Pauvre folle est-il vraiment un roman sur l’amour post #MeToo ? C’est en tout cas un roman qui traite de façon contemporaine un sujet plus vieux encore que l’alphabet -l’amour- et il est écrit par une écrivaine ancrée dans son époque, comme on dit. Notamment quand elle évoque «  cet étrange déni qu’avaient de nombreux hommes face à leurs privilèges, sur leur refus d’admettre que la société française était régie par la domination masculine ». (p 155)

Pauvre folle est parfois drôle, souvent incisif, le phrasé particulier et la poésie, l’invention dans la langue dont fait preuve l’écrivaine surprennent, touchent, amusent, agacent, bref : rien ici ne laisse indifférent. Son analyse des rapports hommes-femmes est aussi pertinente que souvent drôle, comme lorsque la narratrice écrit que « briser le plafond de verre ne se fait pas à la hache, trancher la jugulaire ou le sexe des mâles alpha saloperait la moquette en en faisant des martyres. Ce ne sont pas des armes qui leur sont nécessaires, mais plutôt des outils. » (p 11)
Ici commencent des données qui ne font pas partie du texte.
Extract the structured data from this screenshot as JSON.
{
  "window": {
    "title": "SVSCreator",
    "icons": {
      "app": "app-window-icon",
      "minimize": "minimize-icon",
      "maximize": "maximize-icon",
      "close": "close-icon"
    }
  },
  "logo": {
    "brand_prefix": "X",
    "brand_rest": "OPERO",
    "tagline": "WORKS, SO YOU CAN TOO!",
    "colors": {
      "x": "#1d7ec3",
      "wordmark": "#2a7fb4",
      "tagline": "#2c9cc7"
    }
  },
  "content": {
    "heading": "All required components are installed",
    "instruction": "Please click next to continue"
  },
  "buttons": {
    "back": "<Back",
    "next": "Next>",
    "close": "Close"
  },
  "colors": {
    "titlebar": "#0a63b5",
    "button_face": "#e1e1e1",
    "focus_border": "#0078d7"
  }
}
J’ai été touchée par la vulnérabilité qui transparaît dans le récit, parfois même dans les passages plus crus, et malgré le côté auto-proclamé « drama queen » de la narratrice. Et à la fin du livre, une question s’est imposée à moi : comment font celles qui subissent, mais ne peuvent pas écrire, pour avancer ?

Par Marie Urdiales

Chloé Delaume, « Pauvre folle », 240p, Seuil.